The USD briefly reached new eight-month lows overnight before recovering to gain 0.2% today. Chinese authorities unveiled additional measures to stimulate growth, including the largest-ever reduction in the one-year policy loan rate. The Swedish central bank implemented an expected 25 basis-point rate cut this morning, adopting a dovish stance that suggests further easing moves and increases the likelihood of a more significant cut. The Czech central bank also lowered rates as anticipated. Federal Reserve Governor Kruger is scheduled to speak later today. The final reading of US Q2 GDP and the quarterly PCE price index are due for release tomorrow morning. The Bank of Mexico is set to announce its rate decision tomorrow, with expectations for a 50 basis-point cut rising after inflation decelerated more than anticipated.

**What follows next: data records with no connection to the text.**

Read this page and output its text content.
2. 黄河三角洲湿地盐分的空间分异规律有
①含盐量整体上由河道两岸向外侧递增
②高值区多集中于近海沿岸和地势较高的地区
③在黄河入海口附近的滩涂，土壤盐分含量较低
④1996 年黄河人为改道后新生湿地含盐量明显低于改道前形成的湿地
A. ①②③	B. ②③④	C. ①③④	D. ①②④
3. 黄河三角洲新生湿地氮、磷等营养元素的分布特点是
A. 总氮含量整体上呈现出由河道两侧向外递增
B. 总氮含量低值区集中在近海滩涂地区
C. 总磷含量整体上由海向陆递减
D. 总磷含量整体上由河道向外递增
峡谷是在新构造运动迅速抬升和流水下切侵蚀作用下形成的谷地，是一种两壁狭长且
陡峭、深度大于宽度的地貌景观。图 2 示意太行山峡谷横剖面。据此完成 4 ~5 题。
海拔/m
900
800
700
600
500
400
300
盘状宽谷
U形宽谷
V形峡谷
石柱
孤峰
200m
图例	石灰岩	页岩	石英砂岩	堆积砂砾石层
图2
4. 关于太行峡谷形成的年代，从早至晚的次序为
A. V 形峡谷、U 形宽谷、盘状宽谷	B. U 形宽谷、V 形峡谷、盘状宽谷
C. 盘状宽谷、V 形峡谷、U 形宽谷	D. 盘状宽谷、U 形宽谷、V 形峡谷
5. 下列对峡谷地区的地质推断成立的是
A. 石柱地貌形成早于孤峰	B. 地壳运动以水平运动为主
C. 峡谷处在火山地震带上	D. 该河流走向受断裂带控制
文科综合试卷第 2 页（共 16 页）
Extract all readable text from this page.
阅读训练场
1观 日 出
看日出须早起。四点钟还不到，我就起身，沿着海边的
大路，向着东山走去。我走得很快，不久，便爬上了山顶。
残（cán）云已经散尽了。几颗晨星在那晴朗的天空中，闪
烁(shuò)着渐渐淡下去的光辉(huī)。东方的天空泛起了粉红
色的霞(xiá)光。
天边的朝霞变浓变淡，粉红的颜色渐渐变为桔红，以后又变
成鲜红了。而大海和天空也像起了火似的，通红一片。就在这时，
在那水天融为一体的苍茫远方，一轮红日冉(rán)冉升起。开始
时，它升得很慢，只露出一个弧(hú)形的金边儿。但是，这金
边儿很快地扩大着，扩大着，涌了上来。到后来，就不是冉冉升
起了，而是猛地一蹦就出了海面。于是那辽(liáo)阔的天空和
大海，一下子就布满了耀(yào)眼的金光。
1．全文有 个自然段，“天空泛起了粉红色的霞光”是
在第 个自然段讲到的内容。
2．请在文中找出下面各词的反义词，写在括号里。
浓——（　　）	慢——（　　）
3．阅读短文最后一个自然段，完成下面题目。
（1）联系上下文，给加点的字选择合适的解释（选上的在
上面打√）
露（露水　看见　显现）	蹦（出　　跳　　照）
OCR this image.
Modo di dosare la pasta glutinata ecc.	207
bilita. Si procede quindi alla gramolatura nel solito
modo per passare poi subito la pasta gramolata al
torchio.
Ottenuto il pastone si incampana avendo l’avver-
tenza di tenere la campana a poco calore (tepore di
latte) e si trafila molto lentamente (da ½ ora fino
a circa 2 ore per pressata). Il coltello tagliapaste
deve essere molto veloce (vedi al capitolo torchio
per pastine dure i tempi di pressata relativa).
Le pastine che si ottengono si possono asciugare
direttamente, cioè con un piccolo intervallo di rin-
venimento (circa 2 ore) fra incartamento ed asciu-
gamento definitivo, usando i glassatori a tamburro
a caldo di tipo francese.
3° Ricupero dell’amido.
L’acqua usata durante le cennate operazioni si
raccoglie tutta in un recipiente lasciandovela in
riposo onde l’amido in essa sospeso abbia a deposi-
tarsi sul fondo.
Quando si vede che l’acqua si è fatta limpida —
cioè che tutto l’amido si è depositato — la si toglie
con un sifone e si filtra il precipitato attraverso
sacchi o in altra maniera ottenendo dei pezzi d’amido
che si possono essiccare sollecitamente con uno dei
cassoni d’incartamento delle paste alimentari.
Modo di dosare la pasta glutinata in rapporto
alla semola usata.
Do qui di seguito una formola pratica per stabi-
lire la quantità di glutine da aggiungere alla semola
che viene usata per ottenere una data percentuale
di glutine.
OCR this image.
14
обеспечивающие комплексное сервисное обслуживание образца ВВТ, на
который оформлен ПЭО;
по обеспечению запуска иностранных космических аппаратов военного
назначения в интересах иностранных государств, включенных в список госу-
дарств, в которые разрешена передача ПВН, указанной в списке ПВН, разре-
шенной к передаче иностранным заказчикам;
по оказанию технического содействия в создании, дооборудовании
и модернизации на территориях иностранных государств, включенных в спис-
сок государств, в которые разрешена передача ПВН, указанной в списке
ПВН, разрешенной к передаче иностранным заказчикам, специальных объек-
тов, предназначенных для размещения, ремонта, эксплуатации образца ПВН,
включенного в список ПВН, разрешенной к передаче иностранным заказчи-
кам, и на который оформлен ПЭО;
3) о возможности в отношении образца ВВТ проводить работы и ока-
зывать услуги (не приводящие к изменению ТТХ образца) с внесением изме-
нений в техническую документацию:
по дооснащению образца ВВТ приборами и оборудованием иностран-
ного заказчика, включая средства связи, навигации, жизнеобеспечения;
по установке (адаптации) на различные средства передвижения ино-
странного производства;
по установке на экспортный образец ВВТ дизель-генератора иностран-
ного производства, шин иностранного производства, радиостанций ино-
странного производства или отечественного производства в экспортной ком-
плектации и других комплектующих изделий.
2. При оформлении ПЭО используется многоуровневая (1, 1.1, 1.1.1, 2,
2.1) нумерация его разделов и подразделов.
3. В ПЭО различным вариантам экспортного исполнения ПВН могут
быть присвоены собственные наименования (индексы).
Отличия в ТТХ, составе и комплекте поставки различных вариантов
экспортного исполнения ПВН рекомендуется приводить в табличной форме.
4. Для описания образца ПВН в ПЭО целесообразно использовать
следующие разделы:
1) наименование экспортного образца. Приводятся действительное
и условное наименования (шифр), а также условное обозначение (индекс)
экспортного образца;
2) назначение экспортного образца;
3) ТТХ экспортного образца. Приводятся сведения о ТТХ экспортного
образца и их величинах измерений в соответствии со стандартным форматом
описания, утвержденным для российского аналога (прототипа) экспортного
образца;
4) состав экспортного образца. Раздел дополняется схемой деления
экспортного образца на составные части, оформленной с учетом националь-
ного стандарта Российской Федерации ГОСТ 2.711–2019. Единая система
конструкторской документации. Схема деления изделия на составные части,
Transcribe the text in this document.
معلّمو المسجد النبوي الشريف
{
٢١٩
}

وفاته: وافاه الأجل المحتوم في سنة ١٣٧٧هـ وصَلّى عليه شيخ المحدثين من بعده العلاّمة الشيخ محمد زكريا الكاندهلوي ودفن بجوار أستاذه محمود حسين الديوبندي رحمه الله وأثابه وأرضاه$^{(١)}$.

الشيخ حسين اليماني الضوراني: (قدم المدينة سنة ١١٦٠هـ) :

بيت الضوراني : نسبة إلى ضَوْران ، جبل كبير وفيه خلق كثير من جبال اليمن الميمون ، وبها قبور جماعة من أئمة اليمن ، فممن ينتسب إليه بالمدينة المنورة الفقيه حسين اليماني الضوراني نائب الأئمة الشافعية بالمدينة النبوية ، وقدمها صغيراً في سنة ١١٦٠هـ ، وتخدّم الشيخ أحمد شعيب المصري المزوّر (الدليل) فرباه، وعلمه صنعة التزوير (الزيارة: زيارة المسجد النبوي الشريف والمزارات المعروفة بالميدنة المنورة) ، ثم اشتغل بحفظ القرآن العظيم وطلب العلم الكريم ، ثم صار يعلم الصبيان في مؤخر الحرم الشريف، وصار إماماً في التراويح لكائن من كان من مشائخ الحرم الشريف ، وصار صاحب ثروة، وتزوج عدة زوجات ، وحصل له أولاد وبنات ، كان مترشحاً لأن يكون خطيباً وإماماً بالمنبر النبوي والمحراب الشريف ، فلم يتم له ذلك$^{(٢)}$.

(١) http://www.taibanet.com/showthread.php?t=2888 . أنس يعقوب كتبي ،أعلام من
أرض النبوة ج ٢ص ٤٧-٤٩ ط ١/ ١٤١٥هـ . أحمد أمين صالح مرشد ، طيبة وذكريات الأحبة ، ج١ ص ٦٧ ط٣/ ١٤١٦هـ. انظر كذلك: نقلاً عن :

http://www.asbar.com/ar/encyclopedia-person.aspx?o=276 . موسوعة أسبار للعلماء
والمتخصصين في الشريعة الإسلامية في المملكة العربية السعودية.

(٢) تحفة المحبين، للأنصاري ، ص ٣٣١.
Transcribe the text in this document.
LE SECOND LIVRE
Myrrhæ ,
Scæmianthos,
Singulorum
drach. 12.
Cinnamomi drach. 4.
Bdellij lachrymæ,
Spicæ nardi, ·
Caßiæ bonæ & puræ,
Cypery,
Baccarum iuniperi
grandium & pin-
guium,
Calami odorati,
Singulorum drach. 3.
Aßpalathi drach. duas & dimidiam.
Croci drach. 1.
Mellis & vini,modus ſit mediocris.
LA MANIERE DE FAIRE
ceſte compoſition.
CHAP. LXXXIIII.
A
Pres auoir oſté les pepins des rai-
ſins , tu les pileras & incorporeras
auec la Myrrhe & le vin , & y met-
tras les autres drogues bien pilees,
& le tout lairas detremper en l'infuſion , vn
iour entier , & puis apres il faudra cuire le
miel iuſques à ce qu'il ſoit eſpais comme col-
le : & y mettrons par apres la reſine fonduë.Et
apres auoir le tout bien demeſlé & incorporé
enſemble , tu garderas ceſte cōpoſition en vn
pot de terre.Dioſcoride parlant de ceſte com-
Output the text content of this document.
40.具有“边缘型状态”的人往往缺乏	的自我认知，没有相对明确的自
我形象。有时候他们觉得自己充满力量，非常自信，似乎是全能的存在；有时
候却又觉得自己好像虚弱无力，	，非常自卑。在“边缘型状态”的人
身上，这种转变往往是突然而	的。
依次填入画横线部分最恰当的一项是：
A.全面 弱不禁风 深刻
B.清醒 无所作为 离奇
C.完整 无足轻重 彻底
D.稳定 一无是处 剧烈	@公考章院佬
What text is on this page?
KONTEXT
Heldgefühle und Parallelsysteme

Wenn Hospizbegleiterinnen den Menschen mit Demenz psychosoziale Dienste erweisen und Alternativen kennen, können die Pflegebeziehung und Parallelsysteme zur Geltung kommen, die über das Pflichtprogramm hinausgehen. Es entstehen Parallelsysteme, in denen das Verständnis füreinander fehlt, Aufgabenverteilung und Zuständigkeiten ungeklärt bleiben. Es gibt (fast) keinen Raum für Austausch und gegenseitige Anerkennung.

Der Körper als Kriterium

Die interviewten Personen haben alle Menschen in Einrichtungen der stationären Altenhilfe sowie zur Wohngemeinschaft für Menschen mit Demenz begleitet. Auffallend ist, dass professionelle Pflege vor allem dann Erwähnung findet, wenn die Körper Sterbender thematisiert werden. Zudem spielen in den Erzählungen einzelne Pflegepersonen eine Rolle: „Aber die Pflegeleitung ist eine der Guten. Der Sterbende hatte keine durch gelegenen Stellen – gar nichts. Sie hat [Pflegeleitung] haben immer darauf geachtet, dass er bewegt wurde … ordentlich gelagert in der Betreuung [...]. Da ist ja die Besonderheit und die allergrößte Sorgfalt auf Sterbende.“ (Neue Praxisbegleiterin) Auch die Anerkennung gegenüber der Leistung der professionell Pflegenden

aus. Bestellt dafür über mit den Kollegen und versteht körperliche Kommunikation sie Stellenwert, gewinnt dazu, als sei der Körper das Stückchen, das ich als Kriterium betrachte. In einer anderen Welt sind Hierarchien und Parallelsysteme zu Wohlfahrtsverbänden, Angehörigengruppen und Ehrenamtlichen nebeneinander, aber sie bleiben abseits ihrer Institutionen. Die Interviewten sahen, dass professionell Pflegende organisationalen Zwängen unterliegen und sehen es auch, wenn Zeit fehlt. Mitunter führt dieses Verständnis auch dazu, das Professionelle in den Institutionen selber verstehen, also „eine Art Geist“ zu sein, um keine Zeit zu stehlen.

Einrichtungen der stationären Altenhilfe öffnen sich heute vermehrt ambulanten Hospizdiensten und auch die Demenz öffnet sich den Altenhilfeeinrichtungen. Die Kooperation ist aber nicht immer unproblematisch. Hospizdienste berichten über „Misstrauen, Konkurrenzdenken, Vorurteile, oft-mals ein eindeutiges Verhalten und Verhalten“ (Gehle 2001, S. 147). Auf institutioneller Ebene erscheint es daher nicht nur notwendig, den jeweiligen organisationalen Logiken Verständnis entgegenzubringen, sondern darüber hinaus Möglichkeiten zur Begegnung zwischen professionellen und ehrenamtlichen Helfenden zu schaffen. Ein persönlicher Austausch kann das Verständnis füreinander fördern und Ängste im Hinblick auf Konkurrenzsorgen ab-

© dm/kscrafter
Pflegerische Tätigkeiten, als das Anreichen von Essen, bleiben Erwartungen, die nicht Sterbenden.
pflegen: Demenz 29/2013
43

EUR/USD appreciated by 0.6% yesterday and is 0.2% higher today, trading approximately 0.6% above its level from last week. Germany's business outlook deteriorated yesterday as the IFO Institute's gauges missed forecasts, including an expectations component at its lowest level since February. The eurozone's weakening economic outlook has led to a surge in the odds of a rate cut at the upcoming October 17th ECB meeting, from 25% on Friday to 60% currently. ECB President Lagarde is scheduled to speak tomorrow.

GBP/USD rose by 0.5% yesterday and is slightly lower today, trading approximately 1.25% higher than last week. The pair has reached its highest levels since March 2022. The OECD upgraded UK growth forecasts for the next two years more than any other G7 nation, characterizing recent growth data as "relatively robust." The same report also indicated that the UK will face the most challenging task in returning inflation to the 2% target. The Bank of England's Greene echoed Governor Bailey's call for a gradual approach to interest rate cuts while suggesting that upside risks to activity persist and that current policy may not be as restrictive as previously thought. The final Q2 GDP reading is due on Monday.

USD/CAD declined by 0.8% yesterday and is marginally higher today, trading 1.15% lower than last week. The CAD has outperformed other G10 currencies as Chinese stimulus boosted commodity prices and broader risk sentiment. In a speech yesterday, Bank of Canada Governor Macklem stated that policymakers aim to maintain inflation close to the center of the 1% to 3% inflation-control band, emphasizing the need for further progress on core inflation measures and shelter prices. He also cautioned that growth may fall short of the BoC's expectations in Q3. July GDP data is scheduled for release on Friday.